Sciences intellectuelles et sciences transmises

Je l’ai déjà évoqué, il arrive qu’on trouve quelque chose en cherchant autre chose. Mon implication dans le Groupe de Recherche sur l’Islamophobie, la Radicalisation et le Fondamentalisme, principalement dans le volet islamophobie, m’a amené à vouloir m’informer davantage sur l’islamisme, non tant pour trouver de nouvelles choses (d’autres spécialistes sont plus compétents que moi pour cela), mais pour me donner les moyens de faire communiquer les recherches sur l’islamophobie et celles sur l’islamisme, et ainsi fournir à l’occasion quelques réponses non islamophobes aux questions qui me seraient posées sur l’islamisme.

Ce sont les motifs qui m’ont amené à lire — entre autres choses — l’ouvrage que Gabriel Martinez-Gros et Lucette Valensi ont consacré à la question. Cet ouvrage m’a également aidé à préparer une entrevue avec le sociologue Rachad Antonius, publiée à Histoire Engagée.

Or, l’une des choses que j’y ai trouvées, c’est une distinction épistémologique fort intéressante émise par Ibn Khaldoun au Moyen Âge, entre « sciences transmises » et « sciences intellectuelles ». Cette distinction pourra m’aider à étoffer ma réflexion sur l’enseignement de l’histoire, déjà exposée ici.

Voici donc l’extrait où Martinez-Gros expose la distinction d’Ibn Kahdoun entre « sciences transmises » (al-ulum al-naqliya) par opposition aux sciences « intellectuelles » (aqliya).

Division pour nous étrange, et dont l’illustration est pourtant simple : devant un problème, le mathématicien tire ses déductions de l’énoncé, des connaissances acquises et du raisonnement. Peu lui importe qui a démontré les théorèmes dont son problème offre l’application. S’il utilise le théorème « de Thalès » ou « de Pythagore », il n’a pas besoin de s’assurer que Thalès ou Pythagore en confirment bien les conclusions — il est indifférent en vérité que ces résultats aient été acquis par Thalès ou Pythagore, pourvu qu’ils l’aient été, et qu’ils le soient toujours : le mathématicien qu’un doute prendrait pourrait toujours redémontrer le théorème de Thalès.

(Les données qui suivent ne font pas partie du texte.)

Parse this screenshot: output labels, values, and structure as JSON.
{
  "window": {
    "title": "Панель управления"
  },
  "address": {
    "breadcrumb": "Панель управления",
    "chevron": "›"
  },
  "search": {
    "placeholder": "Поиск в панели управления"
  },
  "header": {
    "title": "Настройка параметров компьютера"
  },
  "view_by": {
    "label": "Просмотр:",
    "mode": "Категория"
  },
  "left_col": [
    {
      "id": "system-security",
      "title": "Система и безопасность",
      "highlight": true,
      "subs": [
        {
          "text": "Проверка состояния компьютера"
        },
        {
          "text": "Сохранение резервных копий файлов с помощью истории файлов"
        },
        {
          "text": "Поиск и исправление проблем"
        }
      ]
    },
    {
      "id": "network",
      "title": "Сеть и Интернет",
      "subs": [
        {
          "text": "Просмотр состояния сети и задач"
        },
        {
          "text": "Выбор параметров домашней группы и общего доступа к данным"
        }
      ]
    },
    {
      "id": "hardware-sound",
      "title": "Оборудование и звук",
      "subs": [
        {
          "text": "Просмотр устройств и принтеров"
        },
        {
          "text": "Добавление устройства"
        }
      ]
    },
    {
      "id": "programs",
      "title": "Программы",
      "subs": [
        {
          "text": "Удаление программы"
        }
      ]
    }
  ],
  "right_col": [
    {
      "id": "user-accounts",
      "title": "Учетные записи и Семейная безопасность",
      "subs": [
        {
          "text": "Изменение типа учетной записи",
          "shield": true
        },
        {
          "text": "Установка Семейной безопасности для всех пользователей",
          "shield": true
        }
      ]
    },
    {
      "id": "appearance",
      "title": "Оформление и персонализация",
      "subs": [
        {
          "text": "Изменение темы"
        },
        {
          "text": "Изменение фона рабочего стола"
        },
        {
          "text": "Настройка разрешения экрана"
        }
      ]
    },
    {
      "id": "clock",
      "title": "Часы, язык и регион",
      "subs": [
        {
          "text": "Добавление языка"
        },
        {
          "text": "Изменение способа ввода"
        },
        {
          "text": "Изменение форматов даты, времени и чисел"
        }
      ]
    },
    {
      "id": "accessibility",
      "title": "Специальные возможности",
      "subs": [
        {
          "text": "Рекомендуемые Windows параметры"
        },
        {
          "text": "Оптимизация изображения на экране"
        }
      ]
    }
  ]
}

En revanche, quand un historien fait entrer dans son raisonnement « les propos de Churchill », il est tout à fait essentiel pour la justesse de sa démonstration que Churchill les ait réellement prononcés, et que l’historien s’en assure par le biais de témoins de la scène ou du discours de Churchill. Plus généralement, il est important de mesurer les circonstances qui ont fait, ou vu, naître ces propos, tandis que les conditions de la démonstration d’un théorème sont indifférentes; car ces propos n’appartiennent qu’à un instant et à un homme dans leur singularité — réinventer des « propos de Churchill », même vraisemblables, même logiquement déduits de ce qu’on sait de sa pensée politique, serait une imposture d’historien. Dans le premier cas, celui des sciences « intellectuelles », la déduction est permise; dans le second, celui des sciences transmises, le témoignage est requis. »

Dans le monde musulman qu’a connu Ibn Khaldûn, cette distinction revêtait des enjeux théologiques, politiques et philosophiques. Il importait, dans la rivalité entre sunnites, chiites et philosophes, de déterminer si le discours sur la foi relevait des sciences transmises ou des sciences intellectuelles. Le statut de la tradition musulmane (transmise) et du mysticisme (plus proche de l’intellectualisme) en dépendait. Mais cette distinction peut être utilisée de bien d’autres manières. En histoire, la dimension « transmise » de la science historique ne me semble pas faire de doute. L’important est d’en tirer les conséquences pour l’enseignement. Ces conséquences vont dans le sens de ce que j’ai déjà exposé, sur la nécessité d’apprendre aux étudiants à reproduire les développements qu’ils apprennent en classe : s’ils ne savent pas en retrouver les sources, le caractère scientifique de leur savoir disparaît, il cède la place à une simple représentation du monde et ne peut être discuté avec la rigueur que requiert la discipline universitaire.

Bibliographie

La référence que j’aurais dû lire, mais n’ait pas lue avant d’écrire ce billet :

Je ne sais pas trop, mais ça doit logiquement se recouper avec la bibliographie proposée à la fin de cet article de Wikipédia.